Stir, bring to the boil, reduce again and simmer for half an hour.
Taste for flavour and seasoning (always adjust the flavour first, if it needs it, as then you’ll need less seasoning**). Return to the heat for 10 minutes to cook out, stir in another tablespoon of dried coriander and a teaspoon or two of ground – just to perk it up (or not, as you wish – I always do though), then remove from the heat and allow to go cold.
**Which explains my interest in dehydration and, ultimately, vegetable powders – so I can add flavour without adding salt.
Once cold, refrigerate overnight to allow the flavours to snuggle up in the dark – you’ll thank them for it – and you’re done.
And so am I. My memory seems to be just fine, if this one check can be trusted, and yet the recipe for the sausage casserole remains gone. I really don’t understand that at all unless the explanation above this recipe is the right one.
NB: Don’t forget to rinse out the passata cartons with a little warm water – a surprising amount remains behind if you don’t.
Note re fat: Mostly I use clarified butter, because that’s what I always have in the fridge as I clarify a kilo of unsalted President at a time (enough for couple of months), or olive oil. However, whenever I have meat that has a substantial amount of fat, I’ll render it down and stash it in the fridge. Pork, in some form, including gammon, ham, and bacon, or lamb, have the best fat yields (not forgetting the fat sausages have been cooked in). It’s very hard to find beef with a sensible amount of fat on it these days, thanks to the food fascists (now proven wrong, though meat processors still remove as much as they can).

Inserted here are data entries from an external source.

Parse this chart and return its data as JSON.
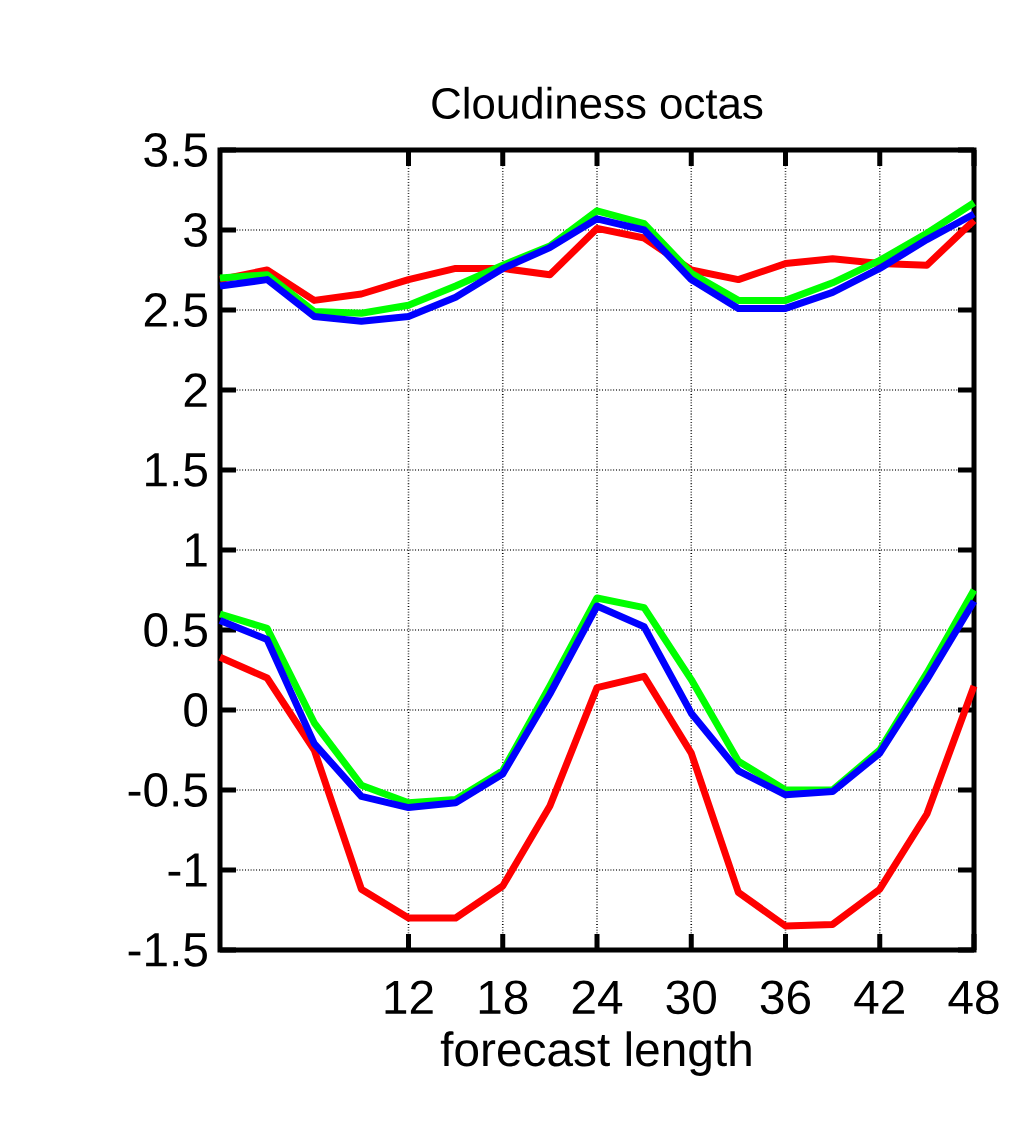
{
  "chart_data": {
    "type": "line",
    "title": "Cloudiness octas",
    "xlabel": "forecast length",
    "x": [
      0,
      3,
      6,
      9,
      12,
      15,
      18,
      21,
      24,
      27,
      30,
      33,
      36,
      39,
      42,
      45,
      48
    ],
    "xlim": [
      0,
      48
    ],
    "xticks": [
      12,
      18,
      24,
      30,
      36,
      42,
      48
    ],
    "ylim": [
      -1.5,
      3.5
    ],
    "yticks": [
      -1.5,
      -1,
      -0.5,
      0,
      0.5,
      1,
      1.5,
      2,
      2.5,
      3,
      3.5
    ],
    "grid": true,
    "marker": "none",
    "line_style": "solid",
    "series": [
      {
        "color": "#ff0000",
        "values": [
          2.69,
          2.75,
          2.56,
          2.6,
          2.69,
          2.76,
          2.76,
          2.72,
          3.01,
          2.95,
          2.75,
          2.69,
          2.79,
          2.82,
          2.79,
          2.78,
          3.06
        ]
      },
      {
        "color": "#00ff00",
        "values": [
          2.7,
          2.72,
          2.49,
          2.48,
          2.53,
          2.65,
          2.78,
          2.9,
          3.12,
          3.04,
          2.73,
          2.56,
          2.56,
          2.67,
          2.81,
          2.98,
          3.17
        ]
      },
      {
        "color": "#0000ff",
        "values": [
          2.65,
          2.69,
          2.46,
          2.43,
          2.46,
          2.58,
          2.76,
          2.89,
          3.07,
          3.0,
          2.69,
          2.51,
          2.51,
          2.61,
          2.76,
          2.94,
          3.1
        ]
      },
      {
        "color": "#ff0000",
        "values": [
          0.33,
          0.2,
          -0.25,
          -1.12,
          -1.3,
          -1.3,
          -1.1,
          -0.6,
          0.14,
          0.21,
          -0.27,
          -1.14,
          -1.35,
          -1.34,
          -1.12,
          -0.65,
          0.15
        ]
      },
      {
        "color": "#00ff00",
        "values": [
          0.6,
          0.51,
          -0.08,
          -0.47,
          -0.58,
          -0.56,
          -0.38,
          0.15,
          0.7,
          0.64,
          0.19,
          -0.32,
          -0.5,
          -0.5,
          -0.25,
          0.23,
          0.75
        ]
      },
      {
        "color": "#0000ff",
        "values": [
          0.56,
          0.44,
          -0.21,
          -0.54,
          -0.61,
          -0.58,
          -0.4,
          0.1,
          0.65,
          0.52,
          -0.02,
          -0.38,
          -0.53,
          -0.51,
          -0.27,
          0.19,
          0.68
        ]
      }
    ]
  }
}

Note re vegetables: When it comes to aromatics, I prefer Sweet Spear carrots and Echalion shallots for their flavour. However, the only place I know for reliable supplies of both is Sainsbury’s (they spell Echalion as Eschalion on their website, which is wrong, as is their spelling of sourdough as Sough Dough** – so searching for either will be seriously unhelpful). If you can’t find them, use what you’ve got.
**The website, even after all the years of trading online, is a minefield of errors and omissions. Like the people they employ in meat preparation, their IT people seem to lack the appropriate skillset.
Finally, I made this soup exactly as described above – and it’s pretty damn good.
Spoonie rating. As the only real work is prepping the carrot, shallots and swede, I think 3 Spoonie spoons is appropriate.
Use fresh pre-prepped veg (carrots and onions are available, not sure about swede), and deduct 2 spoons, though the quality will suffer as I’ve found to my cost, so I’d increase the quantities by about half to compensate.